Selbstständigkeit und Würde
Es kann jeden treffen, und dennoch wird dem Thema Barrierefreiheit nicht genug Beachtung geschenkt.
GÜSSING (jv). Ab Anfang 2016 darf es laut Behinderten-Gleichstellungsgesetz bei öffentlich zugänglichen Gebäuden keine Diskriminierung mehr geben. Gebäude wie zum Beispiel Schulen oder Amtsgebäude müssen für alle Mitmenschen – somit also auch für Rollstuhlfahrer oder sehbehinderte Mitmenschen - zugänglich sein.
Wir haben uns deshalb umgesehen, wie es in öffentlichen Gebäuden in den Bezirkshauptstädten derzeit mit der Barrierefreiheit steht und festgestellt, dass es teilweise dringenden Handlungsbedarf gibt. Erwin Würrer vom Verband für Menschen mit Behinderung (ÖZIV) war mit uns einen Vormittag lang in Güssing unterwegs, um zu demonstrieren, wie ein Rollstuhlfahrer sich durch die City bewegen kann.
BH top, WKO flop
Die Bezirkshauptmannschaft, die gerade umgebaut wird, ist ein Beispiel, wie man es machen soll. Schiebetür, ebener Eingang, ein behindertengerechtes WC und ein sehr aufmerksamer Portier machen den Amtsbesuch auch körperlich eingeschränkt absolut unkompliziert.
Anders sieht das schon im Rathaus aus. Altes Gebäude, zig Stiegen und keine Möglichkeit, um zu signalisieren, dass man mit dem Rollstuhl vor der Tür steht und gerne raufkommen würde. Der Gemeinde ist das Problem durchaus bewusst, und es wird definitv Umbauarbeiten geben. Bis dahin kommen Mitarbeiter herunter und tragen gegebenenfalls den Rollstuhl samt Insassen nach oben. "Und das ist genau das, was wir nicht wollen" macht Würrer deutlich. Nur weil man in seiner Bewegung eingeschränkt ist, sei man dennoch ein vollwertiger, selbstständiger Mensch.
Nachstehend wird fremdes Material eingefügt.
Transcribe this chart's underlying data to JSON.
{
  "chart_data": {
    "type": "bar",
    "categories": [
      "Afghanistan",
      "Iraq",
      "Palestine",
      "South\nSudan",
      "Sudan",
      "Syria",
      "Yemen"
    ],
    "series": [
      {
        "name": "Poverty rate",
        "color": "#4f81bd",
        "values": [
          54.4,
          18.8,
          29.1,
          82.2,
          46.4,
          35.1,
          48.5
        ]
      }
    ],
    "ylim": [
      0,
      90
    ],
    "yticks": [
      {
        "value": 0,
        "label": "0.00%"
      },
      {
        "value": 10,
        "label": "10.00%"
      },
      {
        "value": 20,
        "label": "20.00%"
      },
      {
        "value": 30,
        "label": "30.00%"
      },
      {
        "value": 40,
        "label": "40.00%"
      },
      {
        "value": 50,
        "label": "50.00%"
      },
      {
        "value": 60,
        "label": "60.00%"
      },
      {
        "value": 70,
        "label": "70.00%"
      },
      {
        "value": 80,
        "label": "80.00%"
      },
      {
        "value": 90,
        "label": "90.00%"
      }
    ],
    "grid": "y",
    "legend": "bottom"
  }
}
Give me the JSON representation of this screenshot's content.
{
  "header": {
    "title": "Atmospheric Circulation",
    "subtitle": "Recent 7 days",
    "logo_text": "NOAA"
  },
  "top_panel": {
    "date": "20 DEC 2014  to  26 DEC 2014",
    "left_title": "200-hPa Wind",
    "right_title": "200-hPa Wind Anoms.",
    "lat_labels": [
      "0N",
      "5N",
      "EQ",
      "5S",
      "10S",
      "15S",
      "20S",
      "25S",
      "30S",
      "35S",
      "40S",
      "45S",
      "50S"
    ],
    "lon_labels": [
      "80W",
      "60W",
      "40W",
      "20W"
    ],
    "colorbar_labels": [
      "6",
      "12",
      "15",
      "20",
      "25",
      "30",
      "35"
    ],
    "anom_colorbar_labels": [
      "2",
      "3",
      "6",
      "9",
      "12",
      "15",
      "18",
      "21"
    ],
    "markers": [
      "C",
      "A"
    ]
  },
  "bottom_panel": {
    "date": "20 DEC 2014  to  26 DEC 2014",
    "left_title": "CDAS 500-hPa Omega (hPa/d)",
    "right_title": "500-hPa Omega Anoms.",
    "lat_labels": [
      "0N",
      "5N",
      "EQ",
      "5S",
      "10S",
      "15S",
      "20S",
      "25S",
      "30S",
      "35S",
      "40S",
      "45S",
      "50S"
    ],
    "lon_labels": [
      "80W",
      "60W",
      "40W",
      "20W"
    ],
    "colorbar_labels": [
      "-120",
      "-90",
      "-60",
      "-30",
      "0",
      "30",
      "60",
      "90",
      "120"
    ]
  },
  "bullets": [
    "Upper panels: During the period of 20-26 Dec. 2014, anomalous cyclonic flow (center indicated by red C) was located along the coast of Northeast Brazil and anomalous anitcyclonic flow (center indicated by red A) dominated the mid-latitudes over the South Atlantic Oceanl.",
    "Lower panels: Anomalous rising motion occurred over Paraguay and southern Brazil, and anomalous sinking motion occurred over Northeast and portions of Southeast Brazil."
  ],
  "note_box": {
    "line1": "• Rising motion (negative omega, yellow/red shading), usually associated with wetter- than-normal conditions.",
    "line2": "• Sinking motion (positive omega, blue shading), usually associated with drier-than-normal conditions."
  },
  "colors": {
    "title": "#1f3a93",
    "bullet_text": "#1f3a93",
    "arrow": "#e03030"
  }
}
Ähnliche Problematik erwartet einen bei der Wirtschaftskammer. Stufen über Stufen, kein Lift. Auch die Klingel ist nicht erreichbar, da eine große Stufe dazwischen liegt. Auch hier kommen einem die Mitarbeiter wortwörtlich entgegen, indem sie ihre Beratung in einem benachbarten Café durchführen. Auffallend war, dass Dienstleister eher barrierefrei sind als öffentliche Gebäude. "Es muss bewusst werden, dass wir alle alt werden, das Alter Bewegungseinschränkungen bringt und deswegen Barrierefreiheit ein Muss ist," so Erwin Würrer, der in seiner Kindheit an Kinderlähmung erkrankte und seither auf einen Rollstuhl angewiesen ist.